Palma de Ouro - I, Daniel Blake, de Ken Loach
Grande Prémio - Juste la Fin du Monde, de Xavier Dolan
Prémio de interpretação masculina- Shahab Hosseini, por Le Client, de Asghar Farhadi
Prémio de interpretação feminina - Jaclyn Jose, Ma'Rosa, de Brillante Mendoza
Prémio do Júri - Andrea Arnold, American Honey
Prémio do Argumento - Asghar Farhadi, por Le Client
Prémio de Realização - ex-aequo, a Olivier Assayas, por Personal Shopper, e Cristian Mungiu, por Bacalaureat
O prémio da Câmara de Ouro, para as primeiras obras, que tinha um júri específico, escolheu Divines, de Houda Benyamina (gritou "les femmes, les femmes", "também temos direito, Cannes pertence-nos"). Um outro conjunto de jurados atribuiu a Palma de Ouro da Curta-Metragem a Time Code de Juanjo Gimenez.
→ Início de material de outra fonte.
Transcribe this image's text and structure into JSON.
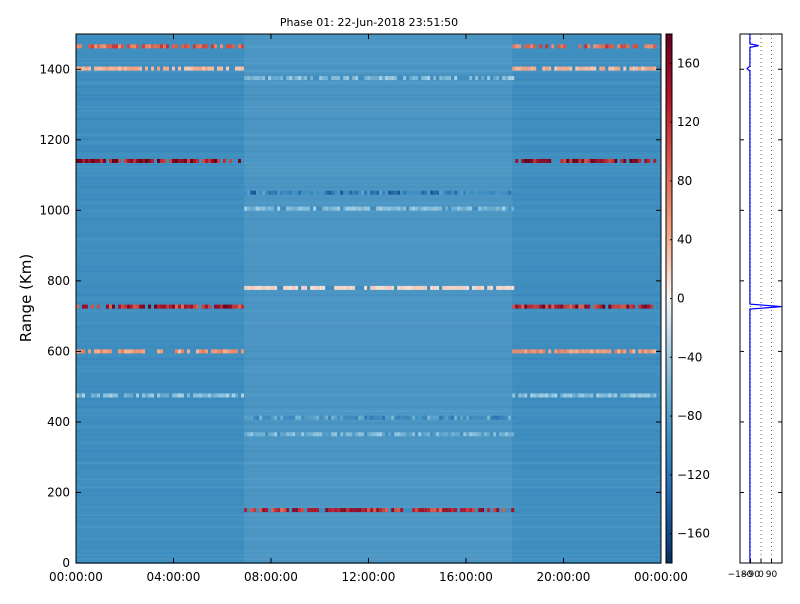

Foram também atribuídos este fim-de-semana, mas fora da competição principal, os prémios da secção Un Certain Regard e o da Federação Internacional de Críticos de Cinema. Na primeira, a principal distinção foi concedida a The Happiest Day In The Life of Olli Maki, filme de estreia do finlandês Juho Kuosmanen. O Fipresci foi parar às mãos da realizadora alemã Maren Ade. O seu Toni Erdmann era também um dos favoritos na corrida à Palma de Ouro.